19 May 2008
A Ti:Sa laser that emits sub-50 fs pulses at repetition rates of 10 GHz offers unique advantages for applications in spectroscopy.
Scientists in Germany and the US have built a passively modelocked Ti:Sa laser that ahieves an unbeatable combination of high bandwidth, high average power and repetition rates of up to 10 GHz. The laser, which delivers pulses of down to 42 fs, is intended to increase the signal-to-noise ratio of spectroscopic measurements that require a laser frequency comb, and could also be used in the development of optical clocks.
"The combination of high repetition rate and large fractional bandwidth is a measure for the merit of a frequency comb for spectroscopy purposes," said Albrecht Bartels of Gigaoptics, a German company that already markets femtosecond lasers operating at 1 GHz and 5 GHz. "The fractional bandwidth is typical for other Ti:Sa lasers, but very large compared with other 10 GHz sources — which usually deliver picosecond pulses."
The crucial advantage of such high repetition rates is that for the first time it allows the individual modes of the femtosecond laser — in other words, the "teeth" of the frequency comb — to be separated with a simple grating spectrometer.
"The spacing between the frequency comb modes depends on the repetition rate," explained Bartels. "Most applications of femtosecond laser frequency combs only require a single or a few specific modes out of the many available. Now we are able to isolate these modes and individually direct them to an experiment, while unwanted modes that only create additional noise are excluded."

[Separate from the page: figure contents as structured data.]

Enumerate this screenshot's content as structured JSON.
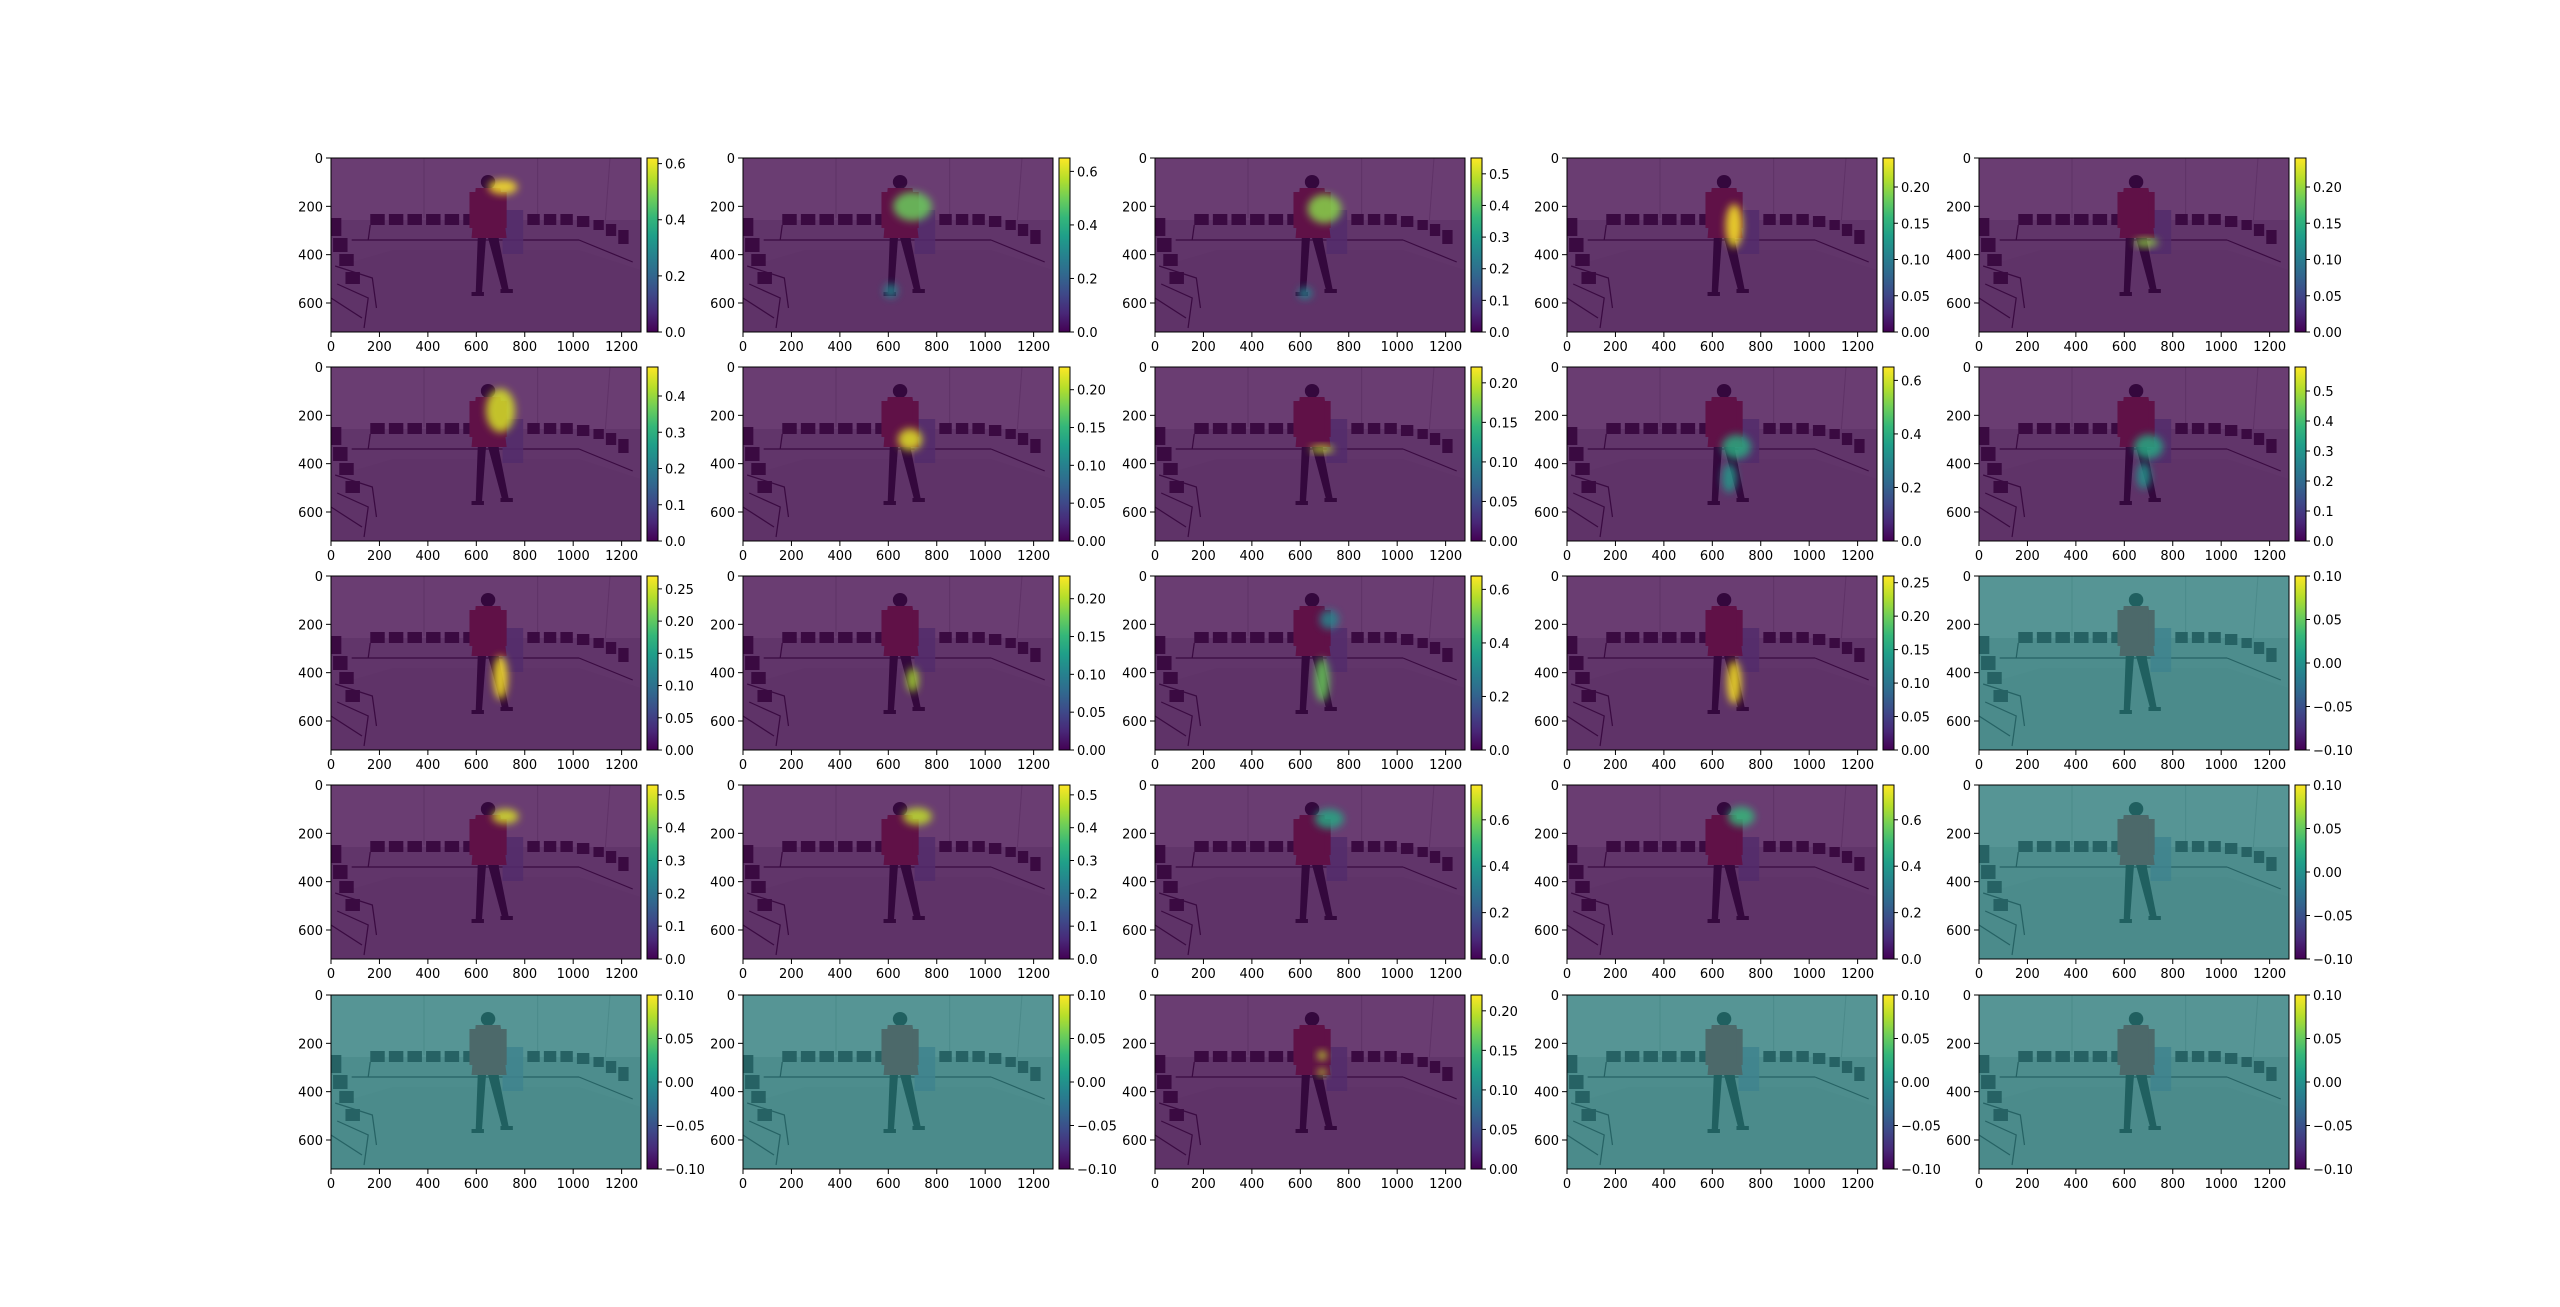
{
  "figure": {
    "layout": "5x5 grid of heatmap overlays on a photo (person walking in a room with chairs)",
    "colormap": "viridis",
    "viridis_stops": [
      "#440154",
      "#482878",
      "#3e4989",
      "#31688e",
      "#26828e",
      "#1f9e89",
      "#35b779",
      "#6ece58",
      "#b5de2b",
      "#fde725"
    ]
  },
  "chart_data": [
    {
      "type": "heatmap",
      "x_ticks": [
        "0",
        "200",
        "400",
        "600",
        "800",
        "1000",
        "1200"
      ],
      "y_ticks": [
        "0",
        "200",
        "400",
        "600"
      ],
      "xlim": [
        0,
        1280
      ],
      "ylim": [
        720,
        0
      ],
      "colorbar_ticks": [
        "0.0",
        "0.2",
        "0.4",
        "0.6"
      ],
      "colorbar_range": [
        0,
        0.62
      ],
      "blobs": [
        {
          "x": 710,
          "y": 120,
          "rx": 60,
          "ry": 30,
          "v": 0.62
        }
      ]
    },
    {
      "type": "heatmap",
      "x_ticks": [
        "0",
        "200",
        "400",
        "600",
        "800",
        "1000",
        "1200"
      ],
      "y_ticks": [
        "0",
        "200",
        "400",
        "600"
      ],
      "xlim": [
        0,
        1280
      ],
      "ylim": [
        720,
        0
      ],
      "colorbar_ticks": [
        "0.0",
        "0.2",
        "0.4",
        "0.6"
      ],
      "colorbar_range": [
        0,
        0.65
      ],
      "blobs": [
        {
          "x": 700,
          "y": 200,
          "rx": 80,
          "ry": 60,
          "v": 0.5
        },
        {
          "x": 610,
          "y": 550,
          "rx": 30,
          "ry": 30,
          "v": 0.3
        }
      ]
    },
    {
      "type": "heatmap",
      "x_ticks": [
        "0",
        "200",
        "400",
        "600",
        "800",
        "1000",
        "1200"
      ],
      "y_ticks": [
        "0",
        "200",
        "400",
        "600"
      ],
      "xlim": [
        0,
        1280
      ],
      "ylim": [
        720,
        0
      ],
      "colorbar_ticks": [
        "0.0",
        "0.1",
        "0.2",
        "0.3",
        "0.4",
        "0.5"
      ],
      "colorbar_range": [
        0,
        0.55
      ],
      "blobs": [
        {
          "x": 700,
          "y": 210,
          "rx": 70,
          "ry": 60,
          "v": 0.45
        },
        {
          "x": 620,
          "y": 560,
          "rx": 30,
          "ry": 25,
          "v": 0.25
        }
      ]
    },
    {
      "type": "heatmap",
      "x_ticks": [
        "0",
        "200",
        "400",
        "600",
        "800",
        "1000",
        "1200"
      ],
      "y_ticks": [
        "0",
        "200",
        "400",
        "600"
      ],
      "xlim": [
        0,
        1280
      ],
      "ylim": [
        720,
        0
      ],
      "colorbar_ticks": [
        "0.00",
        "0.05",
        "0.10",
        "0.15",
        "0.20"
      ],
      "colorbar_range": [
        0,
        0.24
      ],
      "blobs": [
        {
          "x": 690,
          "y": 280,
          "rx": 35,
          "ry": 90,
          "v": 0.24
        }
      ]
    },
    {
      "type": "heatmap",
      "x_ticks": [
        "0",
        "200",
        "400",
        "600",
        "800",
        "1000",
        "1200"
      ],
      "y_ticks": [
        "0",
        "200",
        "400",
        "600"
      ],
      "xlim": [
        0,
        1280
      ],
      "ylim": [
        720,
        0
      ],
      "colorbar_ticks": [
        "0.00",
        "0.05",
        "0.10",
        "0.15",
        "0.20"
      ],
      "colorbar_range": [
        0,
        0.24
      ],
      "blobs": [
        {
          "x": 690,
          "y": 350,
          "rx": 50,
          "ry": 18,
          "v": 0.2
        }
      ]
    },
    {
      "type": "heatmap",
      "x_ticks": [
        "0",
        "200",
        "400",
        "600",
        "800",
        "1000",
        "1200"
      ],
      "y_ticks": [
        "0",
        "200",
        "400",
        "600"
      ],
      "xlim": [
        0,
        1280
      ],
      "ylim": [
        720,
        0
      ],
      "colorbar_ticks": [
        "0.0",
        "0.1",
        "0.2",
        "0.3",
        "0.4"
      ],
      "colorbar_range": [
        0,
        0.48
      ],
      "blobs": [
        {
          "x": 700,
          "y": 180,
          "rx": 60,
          "ry": 90,
          "v": 0.45
        }
      ]
    },
    {
      "type": "heatmap",
      "x_ticks": [
        "0",
        "200",
        "400",
        "600",
        "800",
        "1000",
        "1200"
      ],
      "y_ticks": [
        "0",
        "200",
        "400",
        "600"
      ],
      "xlim": [
        0,
        1280
      ],
      "ylim": [
        720,
        0
      ],
      "colorbar_ticks": [
        "0.00",
        "0.05",
        "0.10",
        "0.15",
        "0.20"
      ],
      "colorbar_range": [
        0,
        0.23
      ],
      "blobs": [
        {
          "x": 690,
          "y": 300,
          "rx": 50,
          "ry": 45,
          "v": 0.22
        }
      ]
    },
    {
      "type": "heatmap",
      "x_ticks": [
        "0",
        "200",
        "400",
        "600",
        "800",
        "1000",
        "1200"
      ],
      "y_ticks": [
        "0",
        "200",
        "400",
        "600"
      ],
      "xlim": [
        0,
        1280
      ],
      "ylim": [
        720,
        0
      ],
      "colorbar_ticks": [
        "0.00",
        "0.05",
        "0.10",
        "0.15",
        "0.20"
      ],
      "colorbar_range": [
        0,
        0.22
      ],
      "blobs": [
        {
          "x": 690,
          "y": 340,
          "rx": 50,
          "ry": 15,
          "v": 0.2
        }
      ]
    },
    {
      "type": "heatmap",
      "x_ticks": [
        "0",
        "200",
        "400",
        "600",
        "800",
        "1000",
        "1200"
      ],
      "y_ticks": [
        "0",
        "200",
        "400",
        "600"
      ],
      "xlim": [
        0,
        1280
      ],
      "ylim": [
        720,
        0
      ],
      "colorbar_ticks": [
        "0.0",
        "0.2",
        "0.4",
        "0.6"
      ],
      "colorbar_range": [
        0,
        0.65
      ],
      "blobs": [
        {
          "x": 700,
          "y": 330,
          "rx": 60,
          "ry": 50,
          "v": 0.4
        },
        {
          "x": 670,
          "y": 460,
          "rx": 30,
          "ry": 60,
          "v": 0.35
        }
      ]
    },
    {
      "type": "heatmap",
      "x_ticks": [
        "0",
        "200",
        "400",
        "600",
        "800",
        "1000",
        "1200"
      ],
      "y_ticks": [
        "0",
        "200",
        "400",
        "600"
      ],
      "xlim": [
        0,
        1280
      ],
      "ylim": [
        720,
        0
      ],
      "colorbar_ticks": [
        "0.0",
        "0.1",
        "0.2",
        "0.3",
        "0.4",
        "0.5"
      ],
      "colorbar_range": [
        0,
        0.58
      ],
      "blobs": [
        {
          "x": 700,
          "y": 330,
          "rx": 60,
          "ry": 50,
          "v": 0.35
        },
        {
          "x": 680,
          "y": 450,
          "rx": 30,
          "ry": 55,
          "v": 0.3
        }
      ]
    },
    {
      "type": "heatmap",
      "x_ticks": [
        "0",
        "200",
        "400",
        "600",
        "800",
        "1000",
        "1200"
      ],
      "y_ticks": [
        "0",
        "200",
        "400",
        "600"
      ],
      "xlim": [
        0,
        1280
      ],
      "ylim": [
        720,
        0
      ],
      "colorbar_ticks": [
        "0.00",
        "0.05",
        "0.10",
        "0.15",
        "0.20",
        "0.25"
      ],
      "colorbar_range": [
        0,
        0.27
      ],
      "blobs": [
        {
          "x": 700,
          "y": 420,
          "rx": 30,
          "ry": 90,
          "v": 0.27
        }
      ]
    },
    {
      "type": "heatmap",
      "x_ticks": [
        "0",
        "200",
        "400",
        "600",
        "800",
        "1000",
        "1200"
      ],
      "y_ticks": [
        "0",
        "200",
        "400",
        "600"
      ],
      "xlim": [
        0,
        1280
      ],
      "ylim": [
        720,
        0
      ],
      "colorbar_ticks": [
        "0.00",
        "0.05",
        "0.10",
        "0.15",
        "0.20"
      ],
      "colorbar_range": [
        0,
        0.23
      ],
      "blobs": [
        {
          "x": 700,
          "y": 430,
          "rx": 25,
          "ry": 50,
          "v": 0.2
        }
      ]
    },
    {
      "type": "heatmap",
      "x_ticks": [
        "0",
        "200",
        "400",
        "600",
        "800",
        "1000",
        "1200"
      ],
      "y_ticks": [
        "0",
        "200",
        "400",
        "600"
      ],
      "xlim": [
        0,
        1280
      ],
      "ylim": [
        720,
        0
      ],
      "colorbar_ticks": [
        "0.0",
        "0.2",
        "0.4",
        "0.6"
      ],
      "colorbar_range": [
        0,
        0.65
      ],
      "blobs": [
        {
          "x": 720,
          "y": 180,
          "rx": 40,
          "ry": 40,
          "v": 0.3
        },
        {
          "x": 690,
          "y": 430,
          "rx": 30,
          "ry": 90,
          "v": 0.5
        }
      ]
    },
    {
      "type": "heatmap",
      "x_ticks": [
        "0",
        "200",
        "400",
        "600",
        "800",
        "1000",
        "1200"
      ],
      "y_ticks": [
        "0",
        "200",
        "400",
        "600"
      ],
      "xlim": [
        0,
        1280
      ],
      "ylim": [
        720,
        0
      ],
      "colorbar_ticks": [
        "0.00",
        "0.05",
        "0.10",
        "0.15",
        "0.20",
        "0.25"
      ],
      "colorbar_range": [
        0,
        0.26
      ],
      "blobs": [
        {
          "x": 690,
          "y": 440,
          "rx": 30,
          "ry": 90,
          "v": 0.26
        }
      ]
    },
    {
      "type": "heatmap",
      "x_ticks": [
        "0",
        "200",
        "400",
        "600",
        "800",
        "1000",
        "1200"
      ],
      "y_ticks": [
        "0",
        "200",
        "400",
        "600"
      ],
      "xlim": [
        0,
        1280
      ],
      "ylim": [
        720,
        0
      ],
      "colorbar_ticks": [
        "−0.10",
        "−0.05",
        "0.00",
        "0.05",
        "0.10"
      ],
      "colorbar_range": [
        -0.1,
        0.1
      ],
      "blobs": []
    },
    {
      "type": "heatmap",
      "x_ticks": [
        "0",
        "200",
        "400",
        "600",
        "800",
        "1000",
        "1200"
      ],
      "y_ticks": [
        "0",
        "200",
        "400",
        "600"
      ],
      "xlim": [
        0,
        1280
      ],
      "ylim": [
        720,
        0
      ],
      "colorbar_ticks": [
        "0.0",
        "0.1",
        "0.2",
        "0.3",
        "0.4",
        "0.5"
      ],
      "colorbar_range": [
        0,
        0.53
      ],
      "blobs": [
        {
          "x": 720,
          "y": 130,
          "rx": 55,
          "ry": 30,
          "v": 0.5
        }
      ]
    },
    {
      "type": "heatmap",
      "x_ticks": [
        "0",
        "200",
        "400",
        "600",
        "800",
        "1000",
        "1200"
      ],
      "y_ticks": [
        "0",
        "200",
        "400",
        "600"
      ],
      "xlim": [
        0,
        1280
      ],
      "ylim": [
        720,
        0
      ],
      "colorbar_ticks": [
        "0.0",
        "0.1",
        "0.2",
        "0.3",
        "0.4",
        "0.5"
      ],
      "colorbar_range": [
        0,
        0.53
      ],
      "blobs": [
        {
          "x": 720,
          "y": 130,
          "rx": 60,
          "ry": 35,
          "v": 0.48
        }
      ]
    },
    {
      "type": "heatmap",
      "x_ticks": [
        "0",
        "200",
        "400",
        "600",
        "800",
        "1000",
        "1200"
      ],
      "y_ticks": [
        "0",
        "200",
        "400",
        "600"
      ],
      "xlim": [
        0,
        1280
      ],
      "ylim": [
        720,
        0
      ],
      "colorbar_ticks": [
        "0.0",
        "0.2",
        "0.4",
        "0.6"
      ],
      "colorbar_range": [
        0,
        0.75
      ],
      "blobs": [
        {
          "x": 720,
          "y": 140,
          "rx": 60,
          "ry": 40,
          "v": 0.45
        }
      ]
    },
    {
      "type": "heatmap",
      "x_ticks": [
        "0",
        "200",
        "400",
        "600",
        "800",
        "1000",
        "1200"
      ],
      "y_ticks": [
        "0",
        "200",
        "400",
        "600"
      ],
      "xlim": [
        0,
        1280
      ],
      "ylim": [
        720,
        0
      ],
      "colorbar_ticks": [
        "0.0",
        "0.2",
        "0.4",
        "0.6"
      ],
      "colorbar_range": [
        0,
        0.75
      ],
      "blobs": [
        {
          "x": 720,
          "y": 130,
          "rx": 55,
          "ry": 40,
          "v": 0.5
        }
      ]
    },
    {
      "type": "heatmap",
      "x_ticks": [
        "0",
        "200",
        "400",
        "600",
        "800",
        "1000",
        "1200"
      ],
      "y_ticks": [
        "0",
        "200",
        "400",
        "600"
      ],
      "xlim": [
        0,
        1280
      ],
      "ylim": [
        720,
        0
      ],
      "colorbar_ticks": [
        "−0.10",
        "−0.05",
        "0.00",
        "0.05",
        "0.10"
      ],
      "colorbar_range": [
        -0.1,
        0.1
      ],
      "blobs": []
    },
    {
      "type": "heatmap",
      "x_ticks": [
        "0",
        "200",
        "400",
        "600",
        "800",
        "1000",
        "1200"
      ],
      "y_ticks": [
        "0",
        "200",
        "400",
        "600"
      ],
      "xlim": [
        0,
        1280
      ],
      "ylim": [
        720,
        0
      ],
      "colorbar_ticks": [
        "−0.10",
        "−0.05",
        "0.00",
        "0.05",
        "0.10"
      ],
      "colorbar_range": [
        -0.1,
        0.1
      ],
      "blobs": []
    },
    {
      "type": "heatmap",
      "x_ticks": [
        "0",
        "200",
        "400",
        "600",
        "800",
        "1000",
        "1200"
      ],
      "y_ticks": [
        "0",
        "200",
        "400",
        "600"
      ],
      "xlim": [
        0,
        1280
      ],
      "ylim": [
        720,
        0
      ],
      "colorbar_ticks": [
        "−0.10",
        "−0.05",
        "0.00",
        "0.05",
        "0.10"
      ],
      "colorbar_range": [
        -0.1,
        0.1
      ],
      "blobs": []
    },
    {
      "type": "heatmap",
      "x_ticks": [
        "0",
        "200",
        "400",
        "600",
        "800",
        "1000",
        "1200"
      ],
      "y_ticks": [
        "0",
        "200",
        "400",
        "600"
      ],
      "xlim": [
        0,
        1280
      ],
      "ylim": [
        720,
        0
      ],
      "colorbar_ticks": [
        "0.00",
        "0.05",
        "0.10",
        "0.15",
        "0.20"
      ],
      "colorbar_range": [
        0,
        0.22
      ],
      "blobs": [
        {
          "x": 690,
          "y": 250,
          "rx": 20,
          "ry": 20,
          "v": 0.2
        },
        {
          "x": 690,
          "y": 320,
          "rx": 20,
          "ry": 15,
          "v": 0.2
        }
      ]
    },
    {
      "type": "heatmap",
      "x_ticks": [
        "0",
        "200",
        "400",
        "600",
        "800",
        "1000",
        "1200"
      ],
      "y_ticks": [
        "0",
        "200",
        "400",
        "600"
      ],
      "xlim": [
        0,
        1280
      ],
      "ylim": [
        720,
        0
      ],
      "colorbar_ticks": [
        "−0.10",
        "−0.05",
        "0.00",
        "0.05",
        "0.10"
      ],
      "colorbar_range": [
        -0.1,
        0.1
      ],
      "blobs": []
    },
    {
      "type": "heatmap",
      "x_ticks": [
        "0",
        "200",
        "400",
        "600",
        "800",
        "1000",
        "1200"
      ],
      "y_ticks": [
        "0",
        "200",
        "400",
        "600"
      ],
      "xlim": [
        0,
        1280
      ],
      "ylim": [
        720,
        0
      ],
      "colorbar_ticks": [
        "−0.10",
        "−0.05",
        "0.00",
        "0.05",
        "0.10"
      ],
      "colorbar_range": [
        -0.1,
        0.1
      ],
      "blobs": []
    }
  ]
}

According to Bartels, the laser supports around 500 modes, each separated by precisely 10 GHz. And because the spacing between the modes is larger than at lower repetition rates, the output power from the Ti:Sa laser is spread between fewer modes.
As a result, each mode delivers power levels of more than 1 mW, which is more than enough for most spectroscopic applications. "Some applications require only nanowatts per mode, but more power means more signal-to-noise ratio and thus quicker measurements."
The new laser design, which was unveiled in a post-deadline paper at the Conference for Lasers and Electro-Optics (CLEO) in May, was developed by Bartels in collaboration with researchers at the University of Konstanz in Germany and the US National Institute of Standards and Technology (NIST) in Boulder, Colorado. Bartels told optics.org that a commercial version of the laser is due to be launched within the next six months.
According to Bartels, the key parameter for achieving high repetition rates is the peak intracavity intensity, which is increased by tightly focusing the pump laser to a 10 µm spot within the Ti:Sa laser. The ring cavity design also supports higher repetition rates for a given number of cavity mirrors, in this case a minimum of four.
The use of a Ti:Sa crystal also ensures a broad gain bandwidth, as well as efficient pump light absorption and high gain over a short length — which is essential to achieve the 10 GHz repetition rate. The output wavelength of 783 nm is also useful for many applications.
"Most importantly, it matches the resonances of useful atomic systems, such as rubidium and caesium, which will allow the 10 GHz frequency comb to be locked to such atomic references for precision spectroscopy purposes," said Bartels.
The next stage, says Bartels, is for his co-workers at NIST to demonstrate the use of the laser in applications such as direct frequency comb spectroscopy, waveform generation, and astronomical spectrograph calibration. Further work on the mechanical packaging of the laser will also be needed before a commercial device can be released.